Just placed an order for a Sako 85 Hunter blue/walnut in .308 Win. Tomorrow I'll be ordering a Sako 85 Varmint with a 600 mm barrel in .223 Rem. Just waiting on confirmation of what twists are in stock. Sako does the .223 in 3 twists: 1:14, 1:12 and 1:8. Know that tighter twist stabilises a heavier bullet but I was wondering about muzzle velocity. Can anyone tell me how mv varies with twist given same barrel length and same cartridge?

Cheers
 
Go with the 1 in 8 twist. It will stabilize 75 and 80 grain bullets and give you an 800 to 1000 yard gun! Velocity is meaningless if you are dialing the distance. The heavier bullets will be slower out of the gate but have much higher BC and will have much higher down range velocicty and way less wind drift. You will love it! Run the numbers on a ballistic program.
 
On the other hand, if you intend to shoot light thin-jacketed bullets such as the Hornady 50 gr. SX, or something of that nature, stay away from the 1-8 twist. They will shoot fine in a slow twist but will turn to smoke in a fast twist. I have to label my 223 bullets for either the bolt actions (slow twist) or AR Style (fast twist).
 
The more frangible bullets do okay in a fast-twist barrel, you just have to slow them down a bit. But why use an SPSX if you've got enough RPM to open the 50gr V-Max or BT up just fine?

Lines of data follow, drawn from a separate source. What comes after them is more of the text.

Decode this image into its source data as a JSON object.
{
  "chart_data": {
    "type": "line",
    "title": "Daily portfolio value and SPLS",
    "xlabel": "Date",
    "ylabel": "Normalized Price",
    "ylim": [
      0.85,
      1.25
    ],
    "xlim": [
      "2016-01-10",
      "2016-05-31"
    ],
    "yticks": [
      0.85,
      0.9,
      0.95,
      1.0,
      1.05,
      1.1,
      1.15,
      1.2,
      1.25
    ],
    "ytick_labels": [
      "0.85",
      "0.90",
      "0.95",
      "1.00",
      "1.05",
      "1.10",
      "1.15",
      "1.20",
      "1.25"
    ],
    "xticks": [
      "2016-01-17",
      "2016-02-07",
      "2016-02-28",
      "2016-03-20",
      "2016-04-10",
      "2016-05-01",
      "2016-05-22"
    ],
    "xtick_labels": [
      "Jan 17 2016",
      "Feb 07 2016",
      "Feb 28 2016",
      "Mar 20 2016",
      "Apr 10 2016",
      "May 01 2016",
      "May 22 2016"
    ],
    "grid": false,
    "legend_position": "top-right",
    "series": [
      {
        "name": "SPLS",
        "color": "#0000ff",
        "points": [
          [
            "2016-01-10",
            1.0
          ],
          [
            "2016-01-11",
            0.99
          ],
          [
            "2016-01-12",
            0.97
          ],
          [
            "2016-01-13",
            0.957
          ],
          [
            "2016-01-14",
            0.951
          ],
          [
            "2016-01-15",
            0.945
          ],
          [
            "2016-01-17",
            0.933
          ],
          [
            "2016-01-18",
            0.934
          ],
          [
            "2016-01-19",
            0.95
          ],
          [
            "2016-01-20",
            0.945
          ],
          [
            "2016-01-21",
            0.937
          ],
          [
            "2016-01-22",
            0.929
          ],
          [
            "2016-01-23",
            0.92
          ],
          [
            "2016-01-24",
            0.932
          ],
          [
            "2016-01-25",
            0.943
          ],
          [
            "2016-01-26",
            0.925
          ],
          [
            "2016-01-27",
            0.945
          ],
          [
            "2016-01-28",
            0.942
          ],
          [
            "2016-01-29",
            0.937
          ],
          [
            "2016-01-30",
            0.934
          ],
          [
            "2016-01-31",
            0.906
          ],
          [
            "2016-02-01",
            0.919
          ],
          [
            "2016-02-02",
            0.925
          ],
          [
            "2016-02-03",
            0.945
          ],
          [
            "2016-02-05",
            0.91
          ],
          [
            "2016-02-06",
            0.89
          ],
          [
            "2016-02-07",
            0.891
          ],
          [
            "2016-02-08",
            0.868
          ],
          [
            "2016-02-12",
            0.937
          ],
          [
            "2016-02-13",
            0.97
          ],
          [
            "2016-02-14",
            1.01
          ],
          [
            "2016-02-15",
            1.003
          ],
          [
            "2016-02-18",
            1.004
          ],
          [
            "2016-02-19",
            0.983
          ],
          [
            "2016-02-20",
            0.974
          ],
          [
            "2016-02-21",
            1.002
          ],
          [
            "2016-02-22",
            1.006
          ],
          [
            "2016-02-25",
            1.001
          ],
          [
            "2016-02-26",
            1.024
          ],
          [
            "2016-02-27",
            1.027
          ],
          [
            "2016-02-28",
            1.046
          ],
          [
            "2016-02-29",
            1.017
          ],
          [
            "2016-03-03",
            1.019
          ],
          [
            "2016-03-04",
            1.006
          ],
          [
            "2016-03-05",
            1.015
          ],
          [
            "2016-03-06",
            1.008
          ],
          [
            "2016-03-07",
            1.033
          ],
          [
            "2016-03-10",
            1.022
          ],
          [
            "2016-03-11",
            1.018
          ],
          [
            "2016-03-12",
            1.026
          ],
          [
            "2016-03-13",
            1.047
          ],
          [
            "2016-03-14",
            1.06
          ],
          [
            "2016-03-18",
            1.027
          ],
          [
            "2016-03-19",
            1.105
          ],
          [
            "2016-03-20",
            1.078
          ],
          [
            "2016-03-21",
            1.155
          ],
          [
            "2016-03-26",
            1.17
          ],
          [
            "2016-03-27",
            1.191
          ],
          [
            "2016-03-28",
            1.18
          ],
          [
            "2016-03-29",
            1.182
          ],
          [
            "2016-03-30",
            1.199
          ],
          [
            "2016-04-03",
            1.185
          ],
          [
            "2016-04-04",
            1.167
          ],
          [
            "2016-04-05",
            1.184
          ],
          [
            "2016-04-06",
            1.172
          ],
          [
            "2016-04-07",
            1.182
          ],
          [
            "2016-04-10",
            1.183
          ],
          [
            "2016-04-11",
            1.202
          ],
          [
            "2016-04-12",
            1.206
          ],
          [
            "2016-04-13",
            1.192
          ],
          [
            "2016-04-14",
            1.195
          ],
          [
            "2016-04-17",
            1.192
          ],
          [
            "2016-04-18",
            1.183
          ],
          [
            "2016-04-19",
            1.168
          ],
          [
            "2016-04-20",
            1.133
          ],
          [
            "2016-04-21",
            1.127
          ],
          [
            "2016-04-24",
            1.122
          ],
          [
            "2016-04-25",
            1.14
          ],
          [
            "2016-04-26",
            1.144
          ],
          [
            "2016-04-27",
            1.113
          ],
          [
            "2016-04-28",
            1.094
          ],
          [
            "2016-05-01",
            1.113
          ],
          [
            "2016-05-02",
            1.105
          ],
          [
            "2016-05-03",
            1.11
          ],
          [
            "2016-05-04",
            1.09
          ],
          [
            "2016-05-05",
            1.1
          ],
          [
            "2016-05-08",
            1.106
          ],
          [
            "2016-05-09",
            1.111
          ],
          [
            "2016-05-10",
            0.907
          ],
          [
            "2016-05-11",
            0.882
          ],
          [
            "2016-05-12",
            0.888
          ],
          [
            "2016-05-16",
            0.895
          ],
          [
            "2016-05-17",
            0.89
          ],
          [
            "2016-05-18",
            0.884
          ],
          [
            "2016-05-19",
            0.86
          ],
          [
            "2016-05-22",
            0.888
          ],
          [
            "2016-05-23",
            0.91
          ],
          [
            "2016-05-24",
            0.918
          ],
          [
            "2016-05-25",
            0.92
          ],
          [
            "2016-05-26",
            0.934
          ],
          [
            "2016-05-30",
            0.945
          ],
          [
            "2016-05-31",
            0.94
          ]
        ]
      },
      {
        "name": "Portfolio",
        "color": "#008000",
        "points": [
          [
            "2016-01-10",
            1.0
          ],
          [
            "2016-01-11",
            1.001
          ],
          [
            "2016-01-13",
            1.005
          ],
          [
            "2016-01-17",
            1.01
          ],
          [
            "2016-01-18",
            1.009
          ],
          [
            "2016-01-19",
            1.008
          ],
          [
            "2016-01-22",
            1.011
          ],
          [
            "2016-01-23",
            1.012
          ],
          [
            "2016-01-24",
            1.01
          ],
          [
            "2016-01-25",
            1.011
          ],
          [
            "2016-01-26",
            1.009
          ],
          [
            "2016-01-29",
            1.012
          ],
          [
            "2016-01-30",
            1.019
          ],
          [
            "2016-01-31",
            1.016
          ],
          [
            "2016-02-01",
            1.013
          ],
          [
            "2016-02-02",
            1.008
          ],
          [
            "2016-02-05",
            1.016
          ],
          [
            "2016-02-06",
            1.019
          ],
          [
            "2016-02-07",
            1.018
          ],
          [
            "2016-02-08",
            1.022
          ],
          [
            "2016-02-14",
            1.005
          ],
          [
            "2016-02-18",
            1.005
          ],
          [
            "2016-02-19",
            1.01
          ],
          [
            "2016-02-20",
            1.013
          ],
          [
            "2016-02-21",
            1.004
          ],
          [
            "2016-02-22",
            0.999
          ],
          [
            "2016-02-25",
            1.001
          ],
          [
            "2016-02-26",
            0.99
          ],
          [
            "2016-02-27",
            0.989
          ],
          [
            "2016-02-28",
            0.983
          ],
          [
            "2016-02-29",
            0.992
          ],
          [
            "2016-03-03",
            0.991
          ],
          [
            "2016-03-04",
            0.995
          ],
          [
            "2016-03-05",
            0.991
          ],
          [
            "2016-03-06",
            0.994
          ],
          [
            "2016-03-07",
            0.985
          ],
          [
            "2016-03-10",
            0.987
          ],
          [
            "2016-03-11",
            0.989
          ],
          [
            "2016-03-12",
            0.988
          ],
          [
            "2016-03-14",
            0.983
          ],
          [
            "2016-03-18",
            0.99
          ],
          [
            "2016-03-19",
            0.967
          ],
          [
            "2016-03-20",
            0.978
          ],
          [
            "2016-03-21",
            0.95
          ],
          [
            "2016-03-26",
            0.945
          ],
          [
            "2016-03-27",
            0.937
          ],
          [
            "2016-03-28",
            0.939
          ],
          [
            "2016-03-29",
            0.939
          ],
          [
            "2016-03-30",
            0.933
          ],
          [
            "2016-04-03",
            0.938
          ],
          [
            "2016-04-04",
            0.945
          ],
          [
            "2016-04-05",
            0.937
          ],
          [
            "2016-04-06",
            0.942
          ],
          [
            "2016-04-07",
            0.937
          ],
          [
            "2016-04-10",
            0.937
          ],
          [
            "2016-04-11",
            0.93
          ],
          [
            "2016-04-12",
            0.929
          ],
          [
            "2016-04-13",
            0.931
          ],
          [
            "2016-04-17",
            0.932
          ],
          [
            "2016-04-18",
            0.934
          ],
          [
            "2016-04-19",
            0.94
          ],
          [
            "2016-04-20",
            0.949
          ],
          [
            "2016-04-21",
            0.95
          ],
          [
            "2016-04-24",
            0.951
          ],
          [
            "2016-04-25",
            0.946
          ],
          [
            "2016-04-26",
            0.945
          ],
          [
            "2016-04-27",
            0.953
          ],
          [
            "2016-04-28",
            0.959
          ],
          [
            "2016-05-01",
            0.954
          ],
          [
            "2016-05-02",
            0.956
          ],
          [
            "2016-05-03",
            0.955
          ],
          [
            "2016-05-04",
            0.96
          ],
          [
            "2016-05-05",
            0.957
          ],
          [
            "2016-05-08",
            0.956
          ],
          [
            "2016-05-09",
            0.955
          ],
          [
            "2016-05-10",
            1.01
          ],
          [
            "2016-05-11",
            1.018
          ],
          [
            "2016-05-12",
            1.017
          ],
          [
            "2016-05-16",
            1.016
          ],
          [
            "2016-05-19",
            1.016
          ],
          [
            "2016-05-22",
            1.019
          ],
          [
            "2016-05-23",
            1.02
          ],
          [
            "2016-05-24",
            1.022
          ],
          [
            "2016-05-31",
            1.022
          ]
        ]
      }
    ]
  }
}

I'd certainly go 8" twist.
 
MV is nice, but BC is forever

don't recall who said that

if you plan to shoot long range, go with the 8 twist

You can squeeze a little extra MV out of a slower twist if for no other reason than you can max out the light/thin jacket bullets without shredding them. That may be more of a factor for varminters or bench shooters using flat base bullets at shorter range.

-- richard
 
I'm getting 3350fps with the 52gr Speer HP from my 9" twist .223 with 28" barrel, with no issues. Fantastic accuracy, and no blow ups. I'm also getting 3050fps with the 75gr A-Max, also with great accuracy. I'm at ~4000feet ASL, so 9" twist works for me, but I'd go 8" if I were starting from scratch. If you want to shoot a truly great .224" long-range bullet, then go 7" twist and shoot the 90gr VLD.
 
Well, a faster twist means the angle the rifling presents to the bullet is greater and that'll increase the resistance the bullet meets as it starts into the rifling. So muzzle velocity will change just like increased neck tension on the bullet does; it goes up. How much may be hard to measure 'cause in reality, it's probably not more than a few feet per second. A bullet entering a 1:9 twist barrel may leave 2 to 3 fps faster than a 1:10 twist one.

And I've never seen any load data suggesting the powder charge be decreased a bit for faster twist barrels.
 
Thanks for all the input guys. Just waiting on the LGS to call with info on what the importer has in stock. If I have to place an order with the factory in Finland it'll take 6 months.